Basic CV requirements
Every CV will need to have some basic requirements. These are;
- Contact information: a potential employer or recruiter will need to know how to contact you for interviews and with the good news of a job offer.
- About you: provide your recruiter or potential employer a brief overview of who you are. This will help them get to know you and make a quick judgement if you would be a good fit for the team. After all, many employers now are focused on looking for the right candidate who they can skill up and train, over someone who wouldn’t fit in with the team.
- Experience: this is where you provide an overview of your experience in the industry. If you are just starting out, you can include previous experience in other roles and link any and all transferable skills.

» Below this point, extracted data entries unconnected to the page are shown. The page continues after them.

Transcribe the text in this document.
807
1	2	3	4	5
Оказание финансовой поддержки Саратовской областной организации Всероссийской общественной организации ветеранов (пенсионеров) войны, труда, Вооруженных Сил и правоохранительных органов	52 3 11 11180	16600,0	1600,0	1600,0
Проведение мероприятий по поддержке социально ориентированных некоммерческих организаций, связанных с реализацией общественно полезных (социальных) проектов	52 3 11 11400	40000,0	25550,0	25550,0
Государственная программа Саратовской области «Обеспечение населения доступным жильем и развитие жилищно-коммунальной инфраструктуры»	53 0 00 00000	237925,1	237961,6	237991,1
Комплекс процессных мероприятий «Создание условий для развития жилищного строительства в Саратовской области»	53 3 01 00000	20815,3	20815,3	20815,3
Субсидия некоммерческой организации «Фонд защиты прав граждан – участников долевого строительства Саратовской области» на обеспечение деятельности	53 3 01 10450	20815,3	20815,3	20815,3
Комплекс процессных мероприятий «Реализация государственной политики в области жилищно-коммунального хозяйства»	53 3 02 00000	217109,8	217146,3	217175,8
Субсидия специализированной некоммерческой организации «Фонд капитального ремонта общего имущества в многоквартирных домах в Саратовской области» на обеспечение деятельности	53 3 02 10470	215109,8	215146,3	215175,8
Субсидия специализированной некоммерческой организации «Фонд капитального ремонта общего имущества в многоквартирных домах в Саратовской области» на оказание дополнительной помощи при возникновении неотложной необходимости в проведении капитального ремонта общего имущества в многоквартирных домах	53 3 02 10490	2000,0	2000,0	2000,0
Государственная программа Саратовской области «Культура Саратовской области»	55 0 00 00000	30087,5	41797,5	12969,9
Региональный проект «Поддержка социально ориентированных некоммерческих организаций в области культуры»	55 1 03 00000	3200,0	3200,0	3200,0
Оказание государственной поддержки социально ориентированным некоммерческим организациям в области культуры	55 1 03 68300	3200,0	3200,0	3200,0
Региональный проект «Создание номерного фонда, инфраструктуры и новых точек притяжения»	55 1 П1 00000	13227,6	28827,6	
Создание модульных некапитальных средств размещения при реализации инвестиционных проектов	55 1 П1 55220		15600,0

- References: be sure to include any references or have the following sentence “happy to provide references upon request.” Most recruitment companies will either ask for the references beforehand. And typically your most recent employer will be one of the references.
Once you have an outline of your CV you can begin to build and expand on it. Adding in qualifications and other relevant information is beneficial.
Construction specific CVs
All CVs can look similar, but having a generic CV is a little dated. Personalising your CV to include industry specific information is key.
If you have industry specific qualifications be sure to include those, and even put them above other qualifications. GCSEs and other qualifications are important, but highlighting industry specific qualifications is better.
If you have worked on specific projects that required key skills, write about them in the experience section. Highlight your relevant skills and experience as much as possible.
The key thing to remember with CVs is to make sure they match the role you are applying for. Whether that is with experience, transferable skills, or a personality match.
How to format your CV for construction jobs
At the top of your CV include a title that links to the industry and job role you are applying for. This makes it easy to place and the employer or recruiter knows what they are looking at.
After that, the next place to go when formatting your CV is the contact information. This includes your name, date of birth, email address, and phone number. You can include a short bio, or have a personal statement here too. This way everything about you is in one palace.
Begin to build out the rest of your CV with qualifications, remember to keep industry specific ones at the top. Include previous job roles and explain in short your responsibilities. Highlight any transferable skills such as communication, operating systems, attention to detail, working independently etc.
Once you have completed the main base of your CV you can then begin to play around with it. Add details you think would make an impact on your application. All the while highlighting your qualifications, experience, skills and achievements.
Instead of making a CV on a basic word document, try heading over to Canva. There are many templates you can use to elevate your CV.
CV tips and tricks
When looking at a specific job role, review the job description and make sure to add any buzzwords and details that have been used and apply to you.
Create a portfolio of your previous work. This is a great way to showcase your skills and projects you have worked on. On each image you can detail the scope of the project as well as your specific involvement.
Include a skills bar chart. What this means is that you look at your current skill set and quantify your current level. Rate yourself out of 5 and include a bar chart of those skills, this is a really easy way to gain some attention as well as provide insight into where you rate yourself.
Make your CV skimmable. Recruiters and employers get many, many CVs and job applications a day. Making it easy to read and skimmable means that the relevant information is easy to find and puts you at a higher chance of getting an interview.
Don’t be afraid to add design to your CV. Depending on where you are applying to, adding a design and formatting your CV to be different from a standard white page can help you stand out from the crowd. It also shows that you have put in time and effort, and have great attention to detail. All of these skills are key in many construction jobs. First impressions count, so make sure your CV is a great first impression.
Writing a CV for construction job roles is relatively easy, it just takes time and a little effort. Once you have interviewed or spoken to a potential employer, you can always ask for feedback. Getting feedback on your CV can be extremely helpful as you continue to search for construction jobs.